The first thing you notice about Kibera is the abundance of children, all of whom seem to be the same size. It’s like a slum full of four year olds, all fluent in the language of “How are you!” of which as a mzungu I heard continuously throughout my visit. Then you realize how careful you’re being walking, and the sense of risk you feel as you attempt to peel your eyes from the uneven ground in order to take in the sites and smells around you. A butcher. A sausage cart toiling as it would over a cobbled street but leaving a trail of loose rock in its wake. Mamas and babies peeking out of low, dark windows. A woman in a purple lesso sifting and lightly blowing on maize with a rhythmic toss. Children everywhere, laughing and running, holding hands. A pair no more than three, each wearing one blue flip flop on the opposite foot. What friendship.

I admit I loved being there. I loved the children running by and giving me high fives.
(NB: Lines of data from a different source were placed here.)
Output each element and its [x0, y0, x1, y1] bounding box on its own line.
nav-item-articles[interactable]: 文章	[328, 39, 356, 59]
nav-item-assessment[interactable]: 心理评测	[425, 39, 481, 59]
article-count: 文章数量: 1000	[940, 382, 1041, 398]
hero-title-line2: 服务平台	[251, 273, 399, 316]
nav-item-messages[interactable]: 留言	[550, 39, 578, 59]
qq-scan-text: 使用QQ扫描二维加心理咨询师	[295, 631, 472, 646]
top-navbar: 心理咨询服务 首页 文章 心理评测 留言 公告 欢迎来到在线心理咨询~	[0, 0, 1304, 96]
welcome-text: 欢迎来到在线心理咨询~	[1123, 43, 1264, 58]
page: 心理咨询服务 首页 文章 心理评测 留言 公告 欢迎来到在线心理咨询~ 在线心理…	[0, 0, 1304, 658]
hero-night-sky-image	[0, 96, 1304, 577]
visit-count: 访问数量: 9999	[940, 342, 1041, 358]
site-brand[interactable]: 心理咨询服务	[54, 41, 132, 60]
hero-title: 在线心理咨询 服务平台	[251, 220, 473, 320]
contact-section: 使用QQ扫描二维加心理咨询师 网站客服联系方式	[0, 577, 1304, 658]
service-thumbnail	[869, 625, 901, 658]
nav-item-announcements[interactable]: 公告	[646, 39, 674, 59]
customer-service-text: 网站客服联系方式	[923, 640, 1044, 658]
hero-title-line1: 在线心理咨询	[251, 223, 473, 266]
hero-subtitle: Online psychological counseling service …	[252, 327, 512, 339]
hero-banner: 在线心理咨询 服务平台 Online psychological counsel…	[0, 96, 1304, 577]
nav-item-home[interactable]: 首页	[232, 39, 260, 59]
I love any opportunity to be reminded how people survive and make the most of the worst of conditions. To find an alternative to the individual stories of grief and despair, to the continued political and ethnic debauchery, the remaining IDPs, the rampant corruption. The sun was shining. Life continues.

One of our professors, a recent PhD graduate assisting our research-burdened tenured staff walked with me for a time. He couldn’t contain his disgust, his frustration at the scene. He takes it more personally than even I do for all my struggles with the inadequacies of humanity. How can some of us rock climb for fun while others build houses upon shifting land amidst rocks of poverty-laden rubble? He is Kenyan, these are his people. This is his land, right nearby the “poor” area he himself lives in. An area that cannot compare to the filth of Kibera.

Kibera, for all the attention it has received, is no joke. Incomes, where they exist, are cobbled together. I passed many tarps of odds and ends – rusted wrenches, dented mechanical parts I could not name, bits of old metal and wire for which I couldn’t imagine a purpose. Every once in awhile a shiny mobile phone. On one tarp, a single upside down porcelain urinal filled with buttons.

It is hard to reconcile my ability to see the beauty, joy and goings on of life in the slum, with the revolting site you have to process in order to know it must be changed. The land is sucked of the green. The water is scarce, the trash unbelievable. Children meander through filth, shining their glorious youth and innocence in order to make it human, to make it bearable.

There is music, constant music. There are babies being held, old men shooting the shit, hunched grandmas walking together. It is life, at the same time as it should, and never should, be.

Saturday, June 6, 2009

Scene: A Typical Phone Call

Some insight into the strangely significant sort of cultural accommodations you have to make here on a daily basis.

My phone rings:

Me: Hello?
Person calling: Hi Megan! How are you?
Me: Hi I’m good, thanks. Who is this?
Person calling: Fine, fine (by way of response to my unasked question of “how are you?”). Are you in Nairobi?
Me: Yes, sorry, who is this?
Person calling: Great great, when can we meet?
Me: I’m sorry who is this?
Person calling: (finally tells me who it is).

End scene.

Monday, June 1, 2009

Defensive dressing

There are a million funny bus stories I've failed to record or share here, but I couldn't keep today's to myself.

I often do grocery shopping in town, and today I had my computer as well so by the time I got to the bus I had my hands full. When we passed the stop before mine I got up as I usually do and made my way to the stairs at the door. As I stepped down, preparing to hover in the door so that I could jump off as soon as the bus slowed, the bus sped up and the weight of my bags pulled me forward. In a moment of panic I kicked one foot forward, effectively launching my left shoe out into the street and under the car behind us. Thankfully I didn't launch myself out of the bus, but I was a very silly site walking back from my stop, about 200 yards down the road, with my hands full and one bare foot.

Today's incident adds loose flats to my list of what not to wear on the bus. The biggest prior offender being, of course, the wrap-around skirt.